DeepFRI Demystified: Interpretability vs. Accuracy in AI Protein Function Prediction
Yale University | Microsoft
The 30-Second View
IN SHORT: This study addresses the critical gap between high predictive accuracy and biological interpretability in DeepFRI, revealing that the model often prioritizes structural motifs over functional residues, complicating reliable identification of drug targets.
Innovation (TL;DR)
- Methodology Comprehensive benchmarking of three post-hoc explainability methods (GradCAM, Excitation Backpropagation, PGExplainer) on DeepFRI with quantitative sparsity analysis.

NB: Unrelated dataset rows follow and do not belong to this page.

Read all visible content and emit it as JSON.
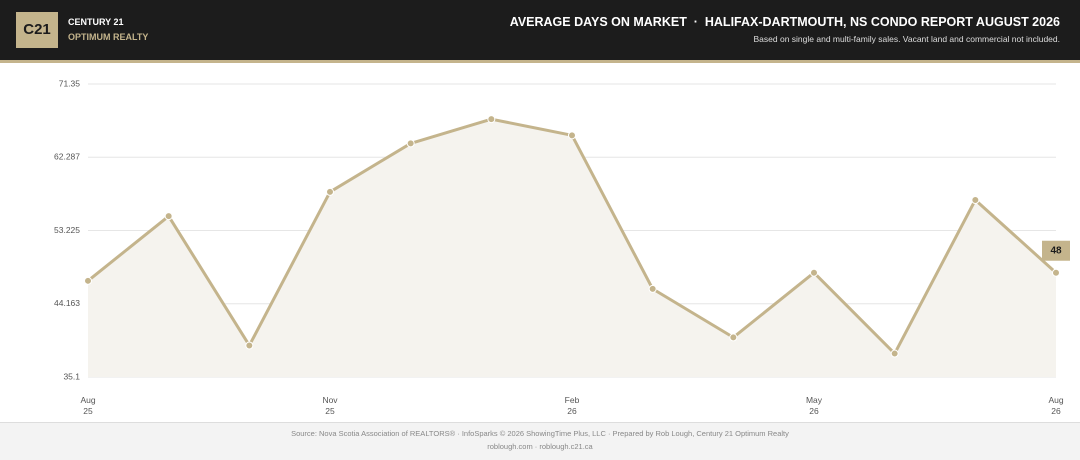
{
  "header": {
    "logo": "C21",
    "brand": "CENTURY 21",
    "brand_sub": "OPTIMUM REALTY"
  },
  "chart_data": {
    "type": "line",
    "title": "AVERAGE DAYS ON MARKET  ·  HALIFAX-DARTMOUTH, NS CONDO REPORT AUGUST 2026",
    "subtitle": "Based on single and multi-family sales. Vacant land and commercial not included.",
    "categories": [
      [
        "Aug",
        "25"
      ],
      null,
      null,
      [
        "Nov",
        "25"
      ],
      null,
      null,
      [
        "Feb",
        "26"
      ],
      null,
      null,
      [
        "May",
        "26"
      ],
      null,
      null,
      [
        "Aug",
        "26"
      ]
    ],
    "values": [
      47,
      55,
      39,
      58,
      64,
      67,
      65,
      46,
      40,
      48,
      38,
      57,
      48
    ],
    "color": "#c4b48c",
    "ylim": [
      35.1,
      71.35
    ],
    "yticks": [
      35.1,
      44.163,
      53.225,
      62.287,
      71.35
    ],
    "grid": true
  },
  "footer": {
    "source": "Source: Nova Scotia Association of REALTORS® · InfoSparks © 2026 ShowingTime Plus, LLC · Prepared by Rob Lough, Century 21 Optimum Realty",
    "links": "roblough.com · roblough.c21.ca"
  }
}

- Methodology Development of a modified DeepFool adversarial testing framework for protein sequences, measuring mutation thresholds required for misclassification.
- Biology Revealed that DeepFRI prioritizes amino acids controlling protein structure over function in >50% of tested proteins, highlighting a fundamental accuracy-interpretability trade-off.
Key conclusions
- DeepFRI required 206 mutations (62.4% of 330 residues) in the lac repressor for misclassification, demonstrating extreme robustness but potentially missing subtle functional alterations.
- Explainability methods showed significant granularity differences: PGExplainer was 3× sparser than GradCAM and 17× sparser than Excitation Backpropagation across 124 binding proteins.
- All three methods converged on biochemically critical P-loop residues (0-20) in ARF6 GTPase, validating DeepFRI's focus on conserved functional motifs in straightforward domains.
Abstract: Machine learning technologies for protein function prediction are black box models. Despite their potential to identify key drug targets with high accuracy and accelerate therapy development, the adoption of these methods depends on verifying their findings. This study evaluates DeepFRI, a leading Graph Convolutional Network (GCN)-based tool, using advanced explainability techniques—GradCAM, Excitation Backpropagation, and PGExplainer—and adversarial robustness tests. Our findings reveal that the model’s predictions often prioritize conserved motifs over truly deterministic residues, complicating the identification of functional sites. Quantitative analyses show that explainability methods differ significantly in granularity, with GradCAM providing broad relevance and PGExplainer pinpointing specific active sites. These results highlight trade-offs between accuracy and interpretability, suggesting areas for improvement in DeepFRI’s architecture to enhance its trustworthiness in drug discovery and regulatory settings.